English Language Learner (ELL) Program
We are now at the end of the second quarter, and it has been very exciting to see the growth that our English Language Learners (ELLs) have made the first half of the year! Our newest ELL students are learning vocabulary rapidly and learning how to communicate in English. Our more experienced ELLs are honing their skills in reading and writing. Their growth has been apparent on many mid-year assessments, including the mid-year NWEA test and reading tests. Students have also started taking the ACCESS test, which will give educators valuable information about our language proficiency in different domains. We are thrilled to see what our English Learners can accomplish before the end of the year!
Social Emotional Learning (SEL)
Every week, students in grades pre-K-8 have time built-in for Social and Emotional Learning, with teachers utilizing the Second Step curriculum-a program that focuses on social skills and academic success. During this current unit, students are learning about changing relationships and friendship challenges.
SEL at Home:
As kids grow, the ground rules of friendships develop and change.
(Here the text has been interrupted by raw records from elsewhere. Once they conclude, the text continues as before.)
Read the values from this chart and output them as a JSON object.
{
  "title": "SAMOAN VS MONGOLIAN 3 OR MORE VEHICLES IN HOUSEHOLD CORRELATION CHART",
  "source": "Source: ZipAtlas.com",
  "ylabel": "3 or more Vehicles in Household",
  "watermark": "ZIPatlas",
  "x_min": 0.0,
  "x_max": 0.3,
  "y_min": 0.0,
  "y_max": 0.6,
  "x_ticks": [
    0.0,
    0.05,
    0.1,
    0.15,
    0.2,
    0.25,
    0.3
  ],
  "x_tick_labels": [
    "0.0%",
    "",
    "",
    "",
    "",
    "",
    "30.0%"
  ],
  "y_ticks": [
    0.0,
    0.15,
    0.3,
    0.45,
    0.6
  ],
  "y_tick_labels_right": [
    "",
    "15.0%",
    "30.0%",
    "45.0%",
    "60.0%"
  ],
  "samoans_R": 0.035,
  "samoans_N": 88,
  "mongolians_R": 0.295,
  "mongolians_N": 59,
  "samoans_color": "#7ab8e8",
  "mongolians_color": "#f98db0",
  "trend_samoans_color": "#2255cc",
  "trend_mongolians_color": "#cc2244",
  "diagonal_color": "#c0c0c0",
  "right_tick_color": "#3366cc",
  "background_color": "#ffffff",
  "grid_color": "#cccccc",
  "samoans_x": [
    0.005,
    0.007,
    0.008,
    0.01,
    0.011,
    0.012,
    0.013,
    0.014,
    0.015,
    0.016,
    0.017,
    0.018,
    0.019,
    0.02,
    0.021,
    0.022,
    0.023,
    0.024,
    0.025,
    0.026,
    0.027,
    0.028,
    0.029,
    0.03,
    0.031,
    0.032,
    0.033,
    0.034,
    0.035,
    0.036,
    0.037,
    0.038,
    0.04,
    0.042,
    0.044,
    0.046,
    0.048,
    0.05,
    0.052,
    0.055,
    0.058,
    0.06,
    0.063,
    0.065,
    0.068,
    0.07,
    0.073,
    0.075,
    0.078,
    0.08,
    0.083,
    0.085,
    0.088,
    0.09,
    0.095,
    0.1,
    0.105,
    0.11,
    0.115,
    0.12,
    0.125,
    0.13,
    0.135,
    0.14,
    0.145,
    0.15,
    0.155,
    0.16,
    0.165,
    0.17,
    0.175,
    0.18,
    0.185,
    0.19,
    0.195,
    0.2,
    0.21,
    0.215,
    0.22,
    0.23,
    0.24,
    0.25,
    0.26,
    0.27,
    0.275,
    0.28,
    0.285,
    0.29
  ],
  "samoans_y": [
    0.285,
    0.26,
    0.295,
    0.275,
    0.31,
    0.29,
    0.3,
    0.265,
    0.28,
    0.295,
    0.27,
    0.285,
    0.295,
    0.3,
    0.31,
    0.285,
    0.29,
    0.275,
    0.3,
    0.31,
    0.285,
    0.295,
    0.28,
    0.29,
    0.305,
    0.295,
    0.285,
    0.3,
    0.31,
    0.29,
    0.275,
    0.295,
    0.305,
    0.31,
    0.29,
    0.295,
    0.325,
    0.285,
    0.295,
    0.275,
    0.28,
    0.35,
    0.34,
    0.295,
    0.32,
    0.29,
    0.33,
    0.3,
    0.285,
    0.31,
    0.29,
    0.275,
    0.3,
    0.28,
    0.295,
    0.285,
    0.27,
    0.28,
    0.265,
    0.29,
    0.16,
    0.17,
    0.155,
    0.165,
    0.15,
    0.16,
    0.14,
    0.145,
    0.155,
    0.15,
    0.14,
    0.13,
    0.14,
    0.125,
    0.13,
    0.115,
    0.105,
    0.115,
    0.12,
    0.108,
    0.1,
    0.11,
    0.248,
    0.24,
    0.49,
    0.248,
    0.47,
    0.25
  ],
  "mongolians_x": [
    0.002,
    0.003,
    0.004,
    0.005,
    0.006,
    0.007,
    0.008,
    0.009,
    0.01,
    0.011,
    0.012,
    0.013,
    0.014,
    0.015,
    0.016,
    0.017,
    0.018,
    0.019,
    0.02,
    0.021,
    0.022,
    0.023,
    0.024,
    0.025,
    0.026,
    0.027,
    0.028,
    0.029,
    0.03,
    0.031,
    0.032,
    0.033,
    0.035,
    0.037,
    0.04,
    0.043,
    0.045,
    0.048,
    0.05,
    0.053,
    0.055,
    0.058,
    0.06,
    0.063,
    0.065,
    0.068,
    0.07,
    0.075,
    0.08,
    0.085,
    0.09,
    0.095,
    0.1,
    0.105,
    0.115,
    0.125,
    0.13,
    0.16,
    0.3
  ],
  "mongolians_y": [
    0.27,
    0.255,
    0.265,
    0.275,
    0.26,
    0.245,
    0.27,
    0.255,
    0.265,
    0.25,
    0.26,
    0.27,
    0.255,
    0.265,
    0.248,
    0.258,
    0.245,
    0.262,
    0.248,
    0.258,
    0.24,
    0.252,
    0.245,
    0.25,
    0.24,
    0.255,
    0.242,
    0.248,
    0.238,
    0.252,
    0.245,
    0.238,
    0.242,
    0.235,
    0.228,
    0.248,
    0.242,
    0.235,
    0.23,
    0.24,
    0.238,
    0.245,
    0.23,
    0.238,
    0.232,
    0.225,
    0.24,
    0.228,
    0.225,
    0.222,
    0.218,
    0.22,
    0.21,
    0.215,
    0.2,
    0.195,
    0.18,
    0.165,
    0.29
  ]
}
Healthy relationships develop social and emotional skills, give us a sense of belonging and decrease stress. Having a great support system can help us deal with the hardships that everyone faces at some point. Parents can prepare kids for healthy relationships in several ways:
1. First, ask your kids what they would not do for friendship. What’s a ‘friend deal-breaker’? What might someone say or do that would make you realize they’re not actually your friend?
2. Second, pay attention to your own observations of your child’s friendships. Do you have questions or opinions about the way your child is treated? Wait until you’re alone with your child or teen to ask about those interactions.
3. Third, have empathy for your child. These relationships are important to her or him, and it can feel like the most important thing in the world. If you see dangerous or risky interactions, mix your concern with understanding for how important the child feels this person is.
4. Talk with your child about the traits of a good friend:
• Good friends listen to each other.
• Good friends don't put each other down or hurt each other's feelings.
• Good friends try to understand each other's feelings and moods.
• Good friends help each other solve problems.
• Good friends give each other compliments.
• Good friends can disagree without hurting each other.
• Good friends are dependable.
• Good friends give each other room to change.
The example of friendship you provide has a bigger impact on your child's friendships than anything else. Children who see their parents treat each other and their friends with kindness and respect have an advantage.
Helping children and teens identify healthy relationships gives them the confidence and self-esteem to deal with negative peer pressure. Most importantly, it allows them to set boundaries about what friendship behaviors are acceptable and what are not.